Mark's Market Talk for July 7, 2025
Jul 07, 2025

The USDA acreage and stocks report released last Monday was about as neutral as possible. There were some small pluses and minuses, but at the end of the day not much changed. As normal with a neutral report we saw some down pressure on Monday. Corn and beans recovered in the other 3 trading days and both ended the week higher. December corn closed 10 cents higher and November beans were 24 cents higher. Trade talks were part of the optimism as we came to an agreement with Vietnam. Granted they are not a huge trading partner, but it is a start. Later last week the rumors started that China is ready to talk. That news pushed us higher on Wednesday and Thursday. This would be very positive news; however, they have already sourced most of their immediate needs so we would be looking at future trade. China has worked hard to replace our ag products with imports from other countries, especially South America. Our trump card with them should be the massive number of Chinese products we import into our country. Their industries quickly saw the effect of our trade war as their products almost quit coming into America recently.

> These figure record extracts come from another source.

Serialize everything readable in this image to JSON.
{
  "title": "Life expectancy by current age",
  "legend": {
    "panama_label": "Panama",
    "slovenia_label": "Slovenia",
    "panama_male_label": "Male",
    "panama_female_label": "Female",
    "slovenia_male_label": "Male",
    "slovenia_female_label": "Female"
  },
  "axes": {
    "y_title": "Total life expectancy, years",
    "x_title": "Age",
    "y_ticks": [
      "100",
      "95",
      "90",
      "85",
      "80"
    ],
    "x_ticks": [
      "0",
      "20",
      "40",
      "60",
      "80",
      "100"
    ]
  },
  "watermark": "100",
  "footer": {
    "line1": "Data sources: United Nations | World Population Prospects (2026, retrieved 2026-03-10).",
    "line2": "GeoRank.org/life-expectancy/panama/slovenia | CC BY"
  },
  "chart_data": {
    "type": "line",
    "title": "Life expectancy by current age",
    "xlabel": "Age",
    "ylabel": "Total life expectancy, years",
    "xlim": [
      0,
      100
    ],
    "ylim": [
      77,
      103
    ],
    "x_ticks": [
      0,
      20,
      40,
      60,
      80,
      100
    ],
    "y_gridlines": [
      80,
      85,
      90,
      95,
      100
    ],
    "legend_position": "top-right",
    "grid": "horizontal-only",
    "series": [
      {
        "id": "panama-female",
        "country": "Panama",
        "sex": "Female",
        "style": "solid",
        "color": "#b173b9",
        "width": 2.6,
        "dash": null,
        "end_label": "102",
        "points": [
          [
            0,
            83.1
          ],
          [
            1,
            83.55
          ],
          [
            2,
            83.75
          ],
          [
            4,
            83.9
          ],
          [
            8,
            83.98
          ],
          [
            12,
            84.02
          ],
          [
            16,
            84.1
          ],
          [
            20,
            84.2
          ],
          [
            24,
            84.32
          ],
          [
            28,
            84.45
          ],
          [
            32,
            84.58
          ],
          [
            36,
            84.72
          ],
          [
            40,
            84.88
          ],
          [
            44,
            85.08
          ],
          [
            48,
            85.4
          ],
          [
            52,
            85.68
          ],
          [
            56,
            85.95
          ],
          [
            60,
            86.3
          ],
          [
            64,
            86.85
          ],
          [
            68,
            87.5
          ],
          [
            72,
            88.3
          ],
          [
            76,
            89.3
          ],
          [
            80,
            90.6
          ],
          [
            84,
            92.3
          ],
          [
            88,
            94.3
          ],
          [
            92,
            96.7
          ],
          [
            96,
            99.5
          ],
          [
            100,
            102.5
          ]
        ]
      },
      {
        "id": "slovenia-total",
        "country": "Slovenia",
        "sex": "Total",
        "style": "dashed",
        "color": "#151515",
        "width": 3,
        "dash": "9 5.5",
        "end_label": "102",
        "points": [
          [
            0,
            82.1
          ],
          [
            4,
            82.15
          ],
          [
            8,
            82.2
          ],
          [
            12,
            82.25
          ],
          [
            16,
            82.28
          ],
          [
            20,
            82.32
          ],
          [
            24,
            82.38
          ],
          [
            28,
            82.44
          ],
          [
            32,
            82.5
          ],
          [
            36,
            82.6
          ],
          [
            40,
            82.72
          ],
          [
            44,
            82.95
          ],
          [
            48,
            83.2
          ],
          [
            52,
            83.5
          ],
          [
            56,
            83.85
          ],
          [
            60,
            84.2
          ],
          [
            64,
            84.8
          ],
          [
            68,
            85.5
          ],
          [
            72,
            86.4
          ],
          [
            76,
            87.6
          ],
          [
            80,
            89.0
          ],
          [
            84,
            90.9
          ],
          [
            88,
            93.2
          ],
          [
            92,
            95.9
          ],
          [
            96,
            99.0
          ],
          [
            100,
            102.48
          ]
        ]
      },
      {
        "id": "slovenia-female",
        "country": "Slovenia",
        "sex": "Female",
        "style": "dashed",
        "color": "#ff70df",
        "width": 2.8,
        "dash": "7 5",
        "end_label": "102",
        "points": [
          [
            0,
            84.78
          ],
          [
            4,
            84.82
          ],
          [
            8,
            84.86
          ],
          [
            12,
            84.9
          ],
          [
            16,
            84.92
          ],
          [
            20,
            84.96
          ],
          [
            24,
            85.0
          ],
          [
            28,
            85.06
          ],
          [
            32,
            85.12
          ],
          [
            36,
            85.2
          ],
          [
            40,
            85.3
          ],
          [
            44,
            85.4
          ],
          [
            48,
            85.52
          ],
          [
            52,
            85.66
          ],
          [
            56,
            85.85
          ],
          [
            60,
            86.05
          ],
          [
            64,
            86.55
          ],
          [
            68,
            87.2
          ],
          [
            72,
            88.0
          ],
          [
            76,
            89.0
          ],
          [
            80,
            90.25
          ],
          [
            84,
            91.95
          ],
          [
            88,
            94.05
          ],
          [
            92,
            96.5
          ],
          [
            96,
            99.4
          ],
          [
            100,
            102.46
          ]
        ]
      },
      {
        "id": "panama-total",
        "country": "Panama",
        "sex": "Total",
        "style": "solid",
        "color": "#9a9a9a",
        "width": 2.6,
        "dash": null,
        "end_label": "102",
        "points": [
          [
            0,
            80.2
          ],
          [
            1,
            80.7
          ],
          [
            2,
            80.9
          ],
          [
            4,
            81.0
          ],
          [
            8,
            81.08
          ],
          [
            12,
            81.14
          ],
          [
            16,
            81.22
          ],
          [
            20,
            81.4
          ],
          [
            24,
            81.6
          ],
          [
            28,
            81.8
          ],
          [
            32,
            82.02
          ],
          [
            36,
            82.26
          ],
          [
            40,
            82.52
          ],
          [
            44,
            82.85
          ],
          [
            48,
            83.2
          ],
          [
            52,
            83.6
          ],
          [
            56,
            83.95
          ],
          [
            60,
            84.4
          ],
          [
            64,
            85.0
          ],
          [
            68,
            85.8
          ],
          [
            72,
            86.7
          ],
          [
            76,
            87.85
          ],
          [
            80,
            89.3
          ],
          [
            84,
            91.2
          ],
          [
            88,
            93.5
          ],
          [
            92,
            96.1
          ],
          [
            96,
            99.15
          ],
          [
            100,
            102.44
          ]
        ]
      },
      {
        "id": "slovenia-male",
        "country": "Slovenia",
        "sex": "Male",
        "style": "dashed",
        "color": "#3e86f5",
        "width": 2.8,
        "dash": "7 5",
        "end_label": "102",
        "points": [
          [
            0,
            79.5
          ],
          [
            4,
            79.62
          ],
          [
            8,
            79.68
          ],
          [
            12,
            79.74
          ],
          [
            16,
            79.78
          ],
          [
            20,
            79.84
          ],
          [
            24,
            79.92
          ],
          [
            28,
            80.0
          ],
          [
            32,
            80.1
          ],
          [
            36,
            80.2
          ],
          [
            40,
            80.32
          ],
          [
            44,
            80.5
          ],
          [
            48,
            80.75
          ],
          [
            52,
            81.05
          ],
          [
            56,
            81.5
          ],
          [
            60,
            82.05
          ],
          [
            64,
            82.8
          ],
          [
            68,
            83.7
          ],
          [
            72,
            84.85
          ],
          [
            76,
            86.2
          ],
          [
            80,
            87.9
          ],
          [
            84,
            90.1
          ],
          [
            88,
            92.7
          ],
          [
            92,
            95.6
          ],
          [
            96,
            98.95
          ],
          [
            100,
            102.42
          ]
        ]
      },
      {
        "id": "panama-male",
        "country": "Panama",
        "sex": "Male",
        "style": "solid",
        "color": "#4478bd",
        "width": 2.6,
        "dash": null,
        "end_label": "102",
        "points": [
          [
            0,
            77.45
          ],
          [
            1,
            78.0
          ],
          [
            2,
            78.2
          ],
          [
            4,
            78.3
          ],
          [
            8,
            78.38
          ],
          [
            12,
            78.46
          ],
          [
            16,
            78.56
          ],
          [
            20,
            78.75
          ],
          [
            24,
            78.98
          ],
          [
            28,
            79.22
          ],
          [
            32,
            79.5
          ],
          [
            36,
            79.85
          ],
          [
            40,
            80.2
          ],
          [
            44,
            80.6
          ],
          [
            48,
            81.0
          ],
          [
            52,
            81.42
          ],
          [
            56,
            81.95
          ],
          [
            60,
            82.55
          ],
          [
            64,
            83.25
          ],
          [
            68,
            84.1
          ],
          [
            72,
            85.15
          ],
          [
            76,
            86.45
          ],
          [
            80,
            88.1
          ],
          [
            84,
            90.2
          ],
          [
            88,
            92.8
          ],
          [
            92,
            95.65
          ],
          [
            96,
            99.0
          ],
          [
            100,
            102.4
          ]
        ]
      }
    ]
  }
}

We need to hold fast with them to ensure we work toward a more equal trade policy. Otherwise, the weather in our major grain producing areas remain non-threatening. Record or near record yields will put more pressure on prices. Meanwhile input costs are increasing as fertilizer prices continue to work higher. The Middle East war has impacted nitrogen prices as that area is a major producer. Phosphorus prices have worked higher due to supply issues and our tariff policies. To date potash has held mostly stable, but we need to see a trade agreement with Canada for this to continue. We will need to keep our pencils sharpened to make this year work.